Concepteurs: Etienne Boucher, Philippe Brault, Stéphanie Capistran-Lalonde, Romain Fabre et Line Nault

Interprètes: Émilie Bibeau, Maxim Gaudette, Denis Graveraux, Johanne Haberlin, Marie-Thérèse Fortin,
Pascale Montpetit et Mani Soleymanlou

Les représentations de Furieux et désespérés viennent de se terminer au Théâtre d’Aujourd’hui.

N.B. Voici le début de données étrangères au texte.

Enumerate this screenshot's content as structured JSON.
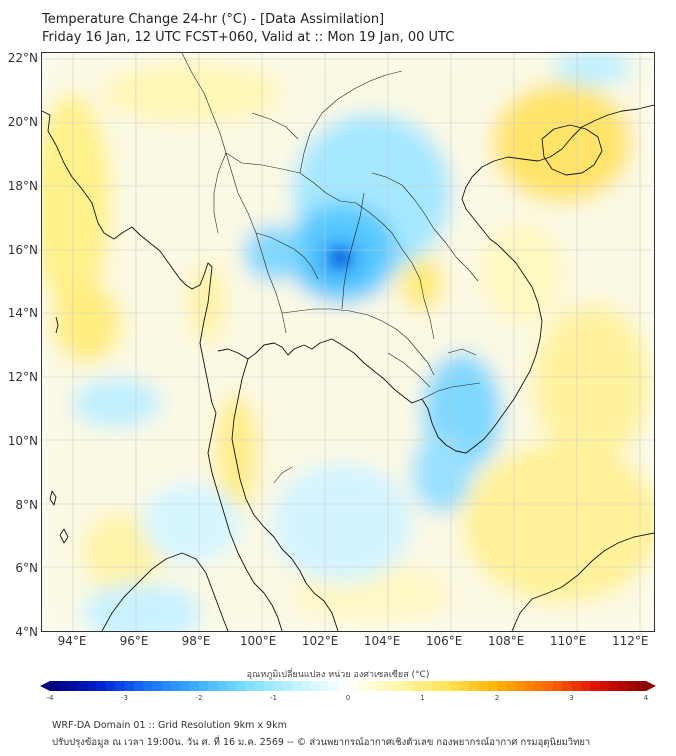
{
  "title": {
    "line1": "Temperature Change 24-hr (°C) - [Data Assimilation]",
    "line2": "Friday 16 Jan, 12 UTC FCST+060, Valid at :: Mon 19 Jan, 00 UTC"
  },
  "axes": {
    "lat_labels": [
      "22°N",
      "20°N",
      "18°N",
      "16°N",
      "14°N",
      "12°N",
      "10°N",
      "8°N",
      "6°N",
      "4°N"
    ],
    "lat_values": [
      22,
      20,
      18,
      16,
      14,
      12,
      10,
      8,
      6,
      4
    ],
    "lon_labels": [
      "94°E",
      "96°E",
      "98°E",
      "100°E",
      "102°E",
      "104°E",
      "106°E",
      "108°E",
      "110°E",
      "112°E"
    ],
    "lon_values": [
      94,
      96,
      98,
      100,
      102,
      104,
      106,
      108,
      110,
      112
    ],
    "lon_range": [
      93,
      112.8
    ],
    "lat_range": [
      4,
      22.2
    ]
  },
  "colorbar": {
    "title": "อุณหภูมิเปลี่ยนแปลง หน่วย องศาเซลเซียส (°C)",
    "ticks": [
      "-4",
      "-3",
      "-2",
      "-1",
      "0",
      "1",
      "2",
      "3",
      "4"
    ],
    "range": [
      -4,
      4
    ],
    "colors": [
      "#00007a",
      "#0020d0",
      "#1a73ff",
      "#3fb2ff",
      "#7fe0ff",
      "#c5f4ff",
      "#ffffff",
      "#fff6a8",
      "#ffe35a",
      "#ffb400",
      "#ff6a00",
      "#e01000",
      "#8a0000"
    ]
  },
  "footer": {
    "line1": "WRF-DA Domain 01 :: Grid Resolution 9km x 9km",
    "line2": "ปรับปรุงข้อมูล ณ เวลา 19:00น. วัน ศ. ที่ 16 ม.ค. 2569 -- © ส่วนพยากรณ์อากาศเชิงตัวเลข กองพยากรณ์อากาศ กรมอุตุนิยมวิทยา"
  }
}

La pièce, qui a connu un grand succès, va peut-être se rendre jusqu’aux berges du Nil… à suivre!
Extraits de presse
« Avec Furieux et désespérés, Olivier Kemeid confirme son statut de compositeur dramatique de première force, éminent représentant d’une certaine dramaturgie québécoise en phase avec le monde et ses tremblements. » Alexandre Cadieux, Le Devoir
« Osant un face-à-face avec le pays de ses ancêtres, Olivier Kemeid signe avec Furieux et désespérés une pièce chargée d’émotions sur l’exil et la révolution.» Elsa Pépin, Voir
« Comme à son habitude, Kemeid signe un très beau texte, traversé par des éclairs de poésie. À partir des souvenirs de sa famille, il nous raconte une histoire universelle, dont le sens dépasse sa prémisse.» Luc Boulanger, La Presse
Mathieu, un jeune Québécois, se rend pour la première fois de sa vie au pays de ses ancêtres, que sa famille a quitté il y a plus de quarante ans. Empli d’enthousiasme et de curiosité, il affronte les nombreux obstacles qui se dressent sur sa route afin de rejoindre le lieu de naissance de son père, au cœur d’une grande ville dont les splendeurs du passé ressemblent aujourd’hui à des vestiges… Béatrice, la cousine de son père – celle qui n’est jamais partie – reçoit Mathieu comme un prince… lorsque Nora, la fille de Béatrice, et Eryan, un homme d’une autre religion, font irruption dans l’appartement. Participant tous deux au mouvement de révolte qui est en train d’embraser tout le pays, liés par un amour impossible, ils feront plonger Mathieu tête première dans un bouillonnement à la fois intime et collectif sans précédent, qu’on a appelé ailleurs « le printemps arabe ».